A wide range of developers and others bring their own skills and technology to the Relativity ecosystem in addition to Relativity’s free-standing use. Relativity is also good at giving me the opportunity to interview people from these organisations, giving me the chance to hear at first hand what they are doing.
This interview with Dr Donald Macfarlane of Hanzo was actually recorded in 2017. Although Hanzo has substantially enhanced its products since then, the core purposes and capabilities described in Don Macfarlane’s interview remain the same.
Hanzo’s primary function is the collection and review of dynamic data, that is, social, collaborative and web-based data of the kind which does not stand still in the way that paper and email do. The resulting data, and particularly conversation data, is generally intended to be ephemeral and is as far from the old idea of a record as you can get. The most usual sources are Facebook, Twitter, Confluence, and Slack as well as websites.

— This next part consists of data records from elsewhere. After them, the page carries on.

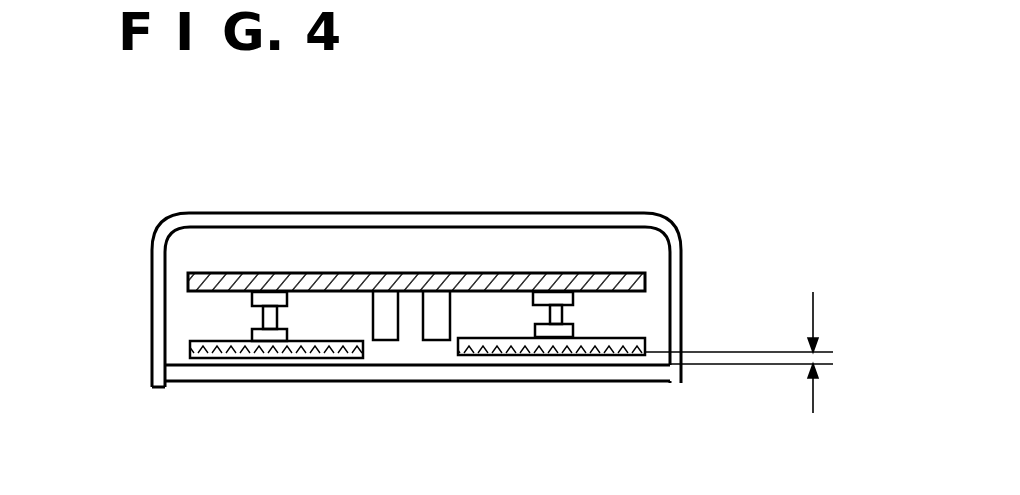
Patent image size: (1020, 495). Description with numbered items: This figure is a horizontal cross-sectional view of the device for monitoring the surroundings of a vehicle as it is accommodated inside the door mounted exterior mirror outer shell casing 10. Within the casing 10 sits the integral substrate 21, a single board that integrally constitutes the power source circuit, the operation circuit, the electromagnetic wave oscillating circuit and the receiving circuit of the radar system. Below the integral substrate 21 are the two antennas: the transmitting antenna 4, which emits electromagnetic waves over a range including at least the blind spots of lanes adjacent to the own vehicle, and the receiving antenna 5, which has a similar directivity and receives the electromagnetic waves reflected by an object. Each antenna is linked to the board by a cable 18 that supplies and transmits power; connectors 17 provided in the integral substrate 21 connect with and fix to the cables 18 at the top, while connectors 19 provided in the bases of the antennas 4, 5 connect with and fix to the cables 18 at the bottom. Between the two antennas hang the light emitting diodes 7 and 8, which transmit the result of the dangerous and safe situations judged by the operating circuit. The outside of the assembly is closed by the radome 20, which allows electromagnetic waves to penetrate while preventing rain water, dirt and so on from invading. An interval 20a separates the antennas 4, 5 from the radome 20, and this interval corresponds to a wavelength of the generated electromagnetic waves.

The door mounted exterior mirror outer shell casing 10 is at (217, 213).
The integral substrate 21 is at (207, 273).
The connectors 17 is at (252, 298).
The cables 18 is at (263, 318).
The connectors 19 is at (252, 336).
The receiving antenna 5 is at (270, 358).
The transmitting antenna 4 is at (540, 355).
The light emitting diode 8 is at (388, 340).
The light emitting diode 7 is at (435, 340).
The radome 20 is at (632, 381).
The interval 20a is at (763, 366).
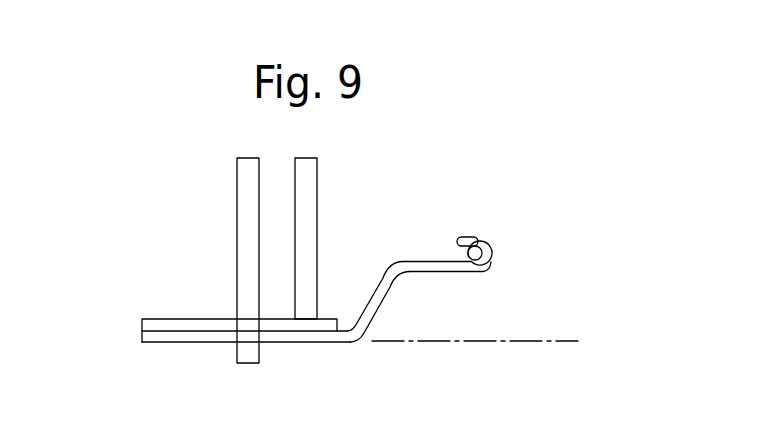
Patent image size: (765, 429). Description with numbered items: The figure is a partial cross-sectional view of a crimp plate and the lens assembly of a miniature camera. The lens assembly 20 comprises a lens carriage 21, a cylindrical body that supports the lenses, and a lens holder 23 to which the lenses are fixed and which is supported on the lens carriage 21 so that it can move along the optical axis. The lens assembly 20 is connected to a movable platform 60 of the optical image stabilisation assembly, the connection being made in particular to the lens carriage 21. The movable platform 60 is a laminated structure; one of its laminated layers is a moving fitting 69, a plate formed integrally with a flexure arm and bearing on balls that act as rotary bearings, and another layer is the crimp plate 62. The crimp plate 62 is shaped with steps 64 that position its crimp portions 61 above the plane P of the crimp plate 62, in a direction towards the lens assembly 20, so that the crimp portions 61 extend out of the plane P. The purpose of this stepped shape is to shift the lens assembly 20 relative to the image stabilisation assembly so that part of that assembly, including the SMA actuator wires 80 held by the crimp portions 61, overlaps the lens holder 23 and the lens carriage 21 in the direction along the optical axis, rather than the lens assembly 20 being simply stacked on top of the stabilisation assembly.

The lens assembly 20 is at (231, 288).
The lens carriage 21 is at (245, 198).
The lens holder 23 is at (310, 185).
The moving fitting 69 is at (275, 325).
The movable platform 60 is at (289, 298).
The crimp plate 62 is at (320, 335).
The steps 64 is at (378, 298).
The crimp portions 61 is at (470, 243).
The SMA actuator wires 80 is at (477, 237).
The plane of the crimp plate P is at (517, 342).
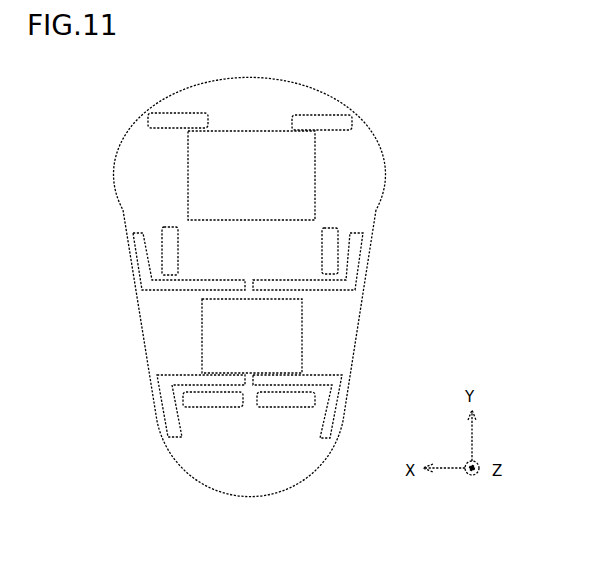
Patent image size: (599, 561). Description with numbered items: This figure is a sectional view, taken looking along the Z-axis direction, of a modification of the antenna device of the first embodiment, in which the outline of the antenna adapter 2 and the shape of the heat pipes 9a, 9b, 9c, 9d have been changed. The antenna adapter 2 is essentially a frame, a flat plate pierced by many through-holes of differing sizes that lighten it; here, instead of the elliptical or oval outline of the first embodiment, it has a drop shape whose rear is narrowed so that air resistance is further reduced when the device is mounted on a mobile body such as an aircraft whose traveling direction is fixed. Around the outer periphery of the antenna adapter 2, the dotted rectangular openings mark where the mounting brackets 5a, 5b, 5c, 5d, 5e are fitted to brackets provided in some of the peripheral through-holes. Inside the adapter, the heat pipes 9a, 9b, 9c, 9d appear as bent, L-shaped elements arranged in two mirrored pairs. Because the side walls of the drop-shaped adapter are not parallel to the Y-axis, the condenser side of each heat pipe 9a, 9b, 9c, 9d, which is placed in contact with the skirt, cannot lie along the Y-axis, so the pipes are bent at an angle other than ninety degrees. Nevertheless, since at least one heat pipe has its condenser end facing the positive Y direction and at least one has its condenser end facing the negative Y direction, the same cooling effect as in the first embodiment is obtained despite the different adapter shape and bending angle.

The antenna adapter 2 is at (266, 286).
The mounting bracket 5a is at (154, 102).
The mounting bracket 5b is at (342, 100).
The mounting bracket 5c is at (127, 225).
The mounting bracket 5d is at (178, 502).
The mounting bracket 5e is at (293, 402).
The heat pipe 9a is at (159, 261).
The heat pipe 9b is at (337, 261).
The heat pipe 9c is at (172, 395).
The heat pipe 9d is at (326, 404).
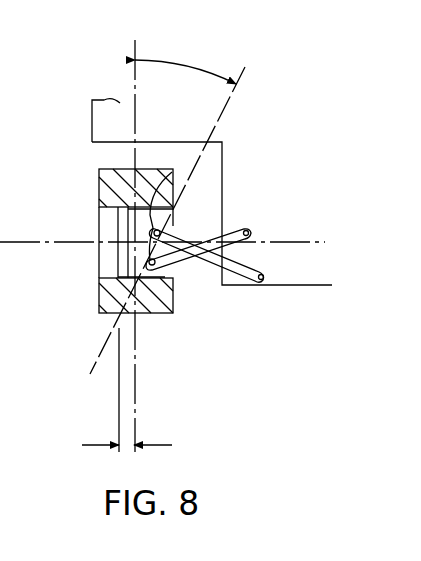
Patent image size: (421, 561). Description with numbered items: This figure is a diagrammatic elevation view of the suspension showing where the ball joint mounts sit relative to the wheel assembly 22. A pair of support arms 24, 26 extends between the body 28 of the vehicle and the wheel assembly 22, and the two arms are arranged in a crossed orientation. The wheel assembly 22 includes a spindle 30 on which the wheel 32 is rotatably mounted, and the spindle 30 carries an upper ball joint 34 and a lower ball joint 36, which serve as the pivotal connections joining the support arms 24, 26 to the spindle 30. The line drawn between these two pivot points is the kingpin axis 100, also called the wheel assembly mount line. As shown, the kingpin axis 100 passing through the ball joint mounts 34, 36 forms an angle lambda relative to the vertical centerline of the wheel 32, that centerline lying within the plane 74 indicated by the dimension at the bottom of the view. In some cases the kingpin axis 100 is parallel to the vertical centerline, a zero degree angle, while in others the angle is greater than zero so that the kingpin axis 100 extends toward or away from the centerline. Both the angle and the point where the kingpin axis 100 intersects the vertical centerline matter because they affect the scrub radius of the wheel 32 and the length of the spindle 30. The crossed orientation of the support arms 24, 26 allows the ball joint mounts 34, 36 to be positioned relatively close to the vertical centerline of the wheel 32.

The wheel assembly 22 is at (128, 250).
The support arm 24 is at (230, 228).
The support arm 26 is at (245, 266).
The body of the vehicle 28 is at (92, 124).
The spindle 30 is at (144, 175).
The wheel 32 is at (158, 313).
The upper ball joint 34 is at (162, 222).
The lower ball joint 36 is at (164, 268).
The plane 74 is at (136, 410).
The kingpin axis 100 is at (236, 98).
The angle lambda is at (188, 64).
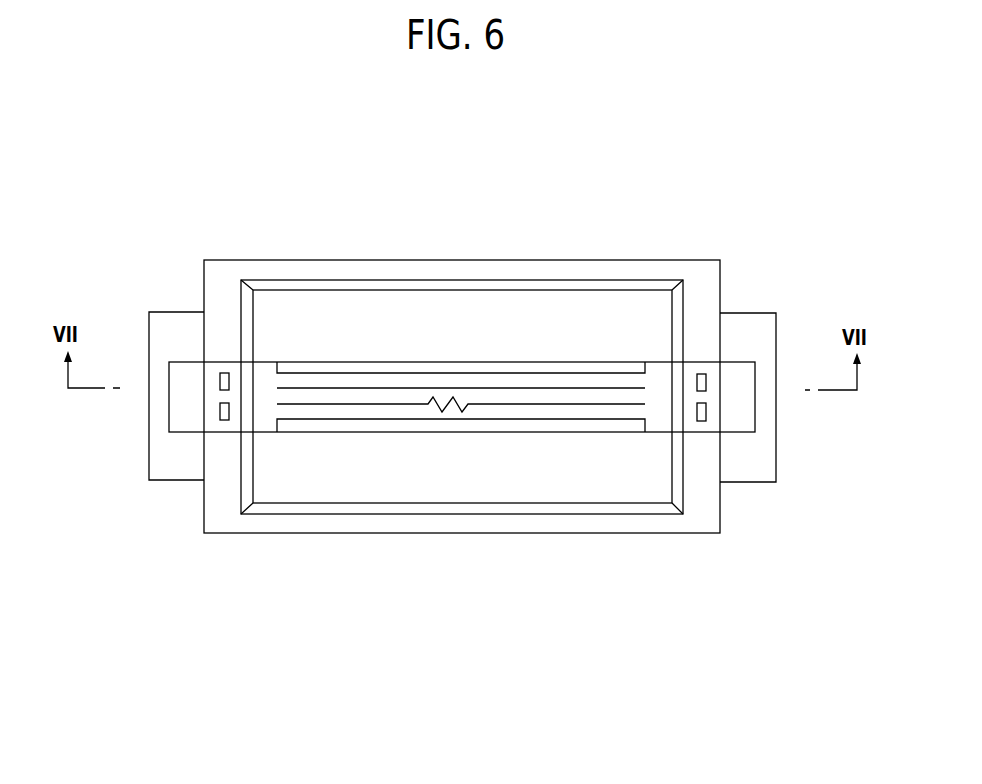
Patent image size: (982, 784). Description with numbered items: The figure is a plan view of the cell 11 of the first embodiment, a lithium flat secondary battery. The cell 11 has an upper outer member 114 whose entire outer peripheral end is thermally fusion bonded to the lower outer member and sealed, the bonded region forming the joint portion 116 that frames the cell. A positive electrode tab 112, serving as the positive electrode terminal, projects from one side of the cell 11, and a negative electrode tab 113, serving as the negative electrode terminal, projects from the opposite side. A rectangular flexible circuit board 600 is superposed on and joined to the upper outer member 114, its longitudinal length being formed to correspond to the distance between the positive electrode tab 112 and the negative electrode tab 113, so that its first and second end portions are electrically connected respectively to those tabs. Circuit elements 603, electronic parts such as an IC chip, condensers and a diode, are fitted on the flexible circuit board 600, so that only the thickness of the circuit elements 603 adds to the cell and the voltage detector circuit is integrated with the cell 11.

The cell 11 is at (762, 224).
The positive electrode tab 112 is at (762, 468).
The negative electrode tab 113 is at (168, 481).
The upper outer member 114 is at (530, 492).
The joint portion 116 is at (222, 290).
The flexible circuit board 600 is at (631, 448).
The circuit elements 603 is at (220, 381).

The context can be eDiscovery, investigations or compliance – anything where it is necessary to produce primary evidence from a changing source. Compliance usually involves a continuing obligation rather than a snapshot. When a regulator wants to know that an organisation is keeping track of certain types of information, Hanzo enables its clients to be ready in advance and to be able to produce the information proactively. When a regulator wants to see data for a particular purpose or period, they have often already seen it as part of the organisation’s continuing compliance obligation.
Don Macfarlane described the usual process: data is identified and an archive file is created; it is then exported as a load file and ingested into Relativity where it can be seen as a PDF or in the relevant native viewer. It then goes through the review trail like any other document. Courts are generally unwilling to accept screenshots as evidence of the particular state of data at a particular time. The combination of Hanzo and Relativity makes this unnecessary.
I asked Don Macfarlane if lawyers were becoming self-starting on this, seeking out ways of solving what must be a continuing problem for them. Don Macfarlane says that the influence quite often comes from clients and the lawyers then (generally) want a third party to collect it.
The data collected in this way can often make a case or settle it, Don Macfarlane says. Either way, he adds, it is a win.